Although sea turtles have always been part of human diets, capture increased during the 50s, 60s and 70s, with an industrial scale fishery taking huge numbers of turtles for both meat and leather. In 1968 alone, 14,590 tons of turtle were captured in the Mexican Pacific which is an estimated 375,000 sea turtles. Of these, 90% are thought to have been olive ridleys. At this time, the oceans were considered limitless in resources; how could humans ever cause the collapse of something so immense and wild? However, by the mid-1970s scientists were worried, sea turtle populations started to collapse, fewer and fewer females arrived at beaches, and the unthinkable happened when the olive ridley arribada mass nesting events ceased to occur on two of the four beaches in Mexico. Thankfully in 1990, the Mexican federal government stepped in and declared a complete ban on capture and use of sea turtles and their by-products (such as eggs, leather and oil).
Turning the Tide
It was time to try and repair the damage that had been done and protect the now endangered sea turtles. The first step was the founding of nesting beach conservation projects by the Mexican government. These projects focused on key sites, yet there were hundreds of other beaches with lower numbers of nesting turtles, principally olive ridleys. These solitary nesting females were protected by law, but it was unclear how to protect them over hundreds of kilometres of often hard to access beaches. It was time for local communities, nonprofit organizations, universities and schools to come together and decide that sea turtles were too important to lose.

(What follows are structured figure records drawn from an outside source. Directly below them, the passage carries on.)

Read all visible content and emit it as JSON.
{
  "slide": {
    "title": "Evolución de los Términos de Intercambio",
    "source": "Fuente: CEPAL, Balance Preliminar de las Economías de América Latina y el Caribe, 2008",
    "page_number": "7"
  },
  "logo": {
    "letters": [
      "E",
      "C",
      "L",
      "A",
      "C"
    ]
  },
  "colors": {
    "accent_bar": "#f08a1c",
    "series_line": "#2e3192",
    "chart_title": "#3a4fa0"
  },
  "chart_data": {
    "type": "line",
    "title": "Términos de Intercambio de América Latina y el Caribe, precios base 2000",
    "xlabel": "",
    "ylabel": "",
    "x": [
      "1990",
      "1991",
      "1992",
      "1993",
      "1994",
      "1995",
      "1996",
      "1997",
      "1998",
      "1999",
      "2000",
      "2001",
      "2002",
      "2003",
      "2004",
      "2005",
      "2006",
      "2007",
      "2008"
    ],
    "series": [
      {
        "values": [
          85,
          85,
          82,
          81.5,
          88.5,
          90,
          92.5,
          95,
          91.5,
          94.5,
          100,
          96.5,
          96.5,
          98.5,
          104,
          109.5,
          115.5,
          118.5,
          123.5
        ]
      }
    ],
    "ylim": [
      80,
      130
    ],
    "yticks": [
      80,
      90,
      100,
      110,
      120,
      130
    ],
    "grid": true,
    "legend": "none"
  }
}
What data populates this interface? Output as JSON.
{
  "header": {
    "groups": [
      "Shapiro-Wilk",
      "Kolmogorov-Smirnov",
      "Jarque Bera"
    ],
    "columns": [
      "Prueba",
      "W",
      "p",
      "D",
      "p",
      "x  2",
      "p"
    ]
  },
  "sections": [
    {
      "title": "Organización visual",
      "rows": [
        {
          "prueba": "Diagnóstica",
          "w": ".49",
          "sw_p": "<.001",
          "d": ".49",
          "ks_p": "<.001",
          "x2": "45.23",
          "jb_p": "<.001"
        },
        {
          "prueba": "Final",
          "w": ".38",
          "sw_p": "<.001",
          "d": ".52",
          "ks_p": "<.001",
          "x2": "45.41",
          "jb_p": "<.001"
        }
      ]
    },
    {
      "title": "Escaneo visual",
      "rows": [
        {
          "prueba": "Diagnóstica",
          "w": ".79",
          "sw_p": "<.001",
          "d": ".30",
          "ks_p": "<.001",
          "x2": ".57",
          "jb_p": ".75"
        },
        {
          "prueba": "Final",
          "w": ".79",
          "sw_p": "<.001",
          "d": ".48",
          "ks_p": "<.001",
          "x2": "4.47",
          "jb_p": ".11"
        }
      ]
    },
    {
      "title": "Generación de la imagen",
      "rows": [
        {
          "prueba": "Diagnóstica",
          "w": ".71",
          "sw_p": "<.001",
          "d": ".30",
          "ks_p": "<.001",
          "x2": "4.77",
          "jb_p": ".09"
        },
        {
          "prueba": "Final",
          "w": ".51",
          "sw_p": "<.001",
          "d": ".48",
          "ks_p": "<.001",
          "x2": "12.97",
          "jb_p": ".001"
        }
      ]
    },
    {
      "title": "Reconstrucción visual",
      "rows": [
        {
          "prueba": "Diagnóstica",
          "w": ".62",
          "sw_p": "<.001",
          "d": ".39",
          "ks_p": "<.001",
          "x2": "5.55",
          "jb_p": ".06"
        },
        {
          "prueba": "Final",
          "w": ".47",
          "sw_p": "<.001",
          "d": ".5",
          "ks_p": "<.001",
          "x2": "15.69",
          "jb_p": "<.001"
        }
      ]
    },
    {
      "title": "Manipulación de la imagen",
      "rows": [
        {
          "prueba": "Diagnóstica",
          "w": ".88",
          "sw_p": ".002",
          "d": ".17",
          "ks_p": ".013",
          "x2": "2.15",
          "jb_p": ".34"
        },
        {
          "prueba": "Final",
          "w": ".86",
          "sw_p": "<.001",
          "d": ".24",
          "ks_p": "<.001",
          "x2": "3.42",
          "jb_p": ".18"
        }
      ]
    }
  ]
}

Over the next few decades, thousands of people rose to the call to protect sea turtles. The “tortugueros” began patrolling beaches at night, often during the intense tropical storms that occur during the height of olive ridley nesting season (July-November), collecting and protecting the eggs and releasing the hatchlings into the ocean. This work continues each year, with millions of baby turtles making their way into the vast ocean, each representing the efforts of those who work tirelessly in the hope that in 13 years, some may return as adults to nest.
A Story of Hope
So, what does the olive ridley’s story teach us? It is a story of hope in what sometimes feels like the impossible task of species conservation. At one time humans nearly wiped this little turtle off the planet, and today governments, communities, individuals, and organizations like Ocean Connectors have set out to right this wrong by helping olive ridleys to recover. Olive ridleys still face many threats including intentional and accidental capture in fishing nets, egg harvest, pollution and destruction of nesting habitats. Despite this, olive ridley turtles have returned from the brink of extinction to teach us the meaning of resilience.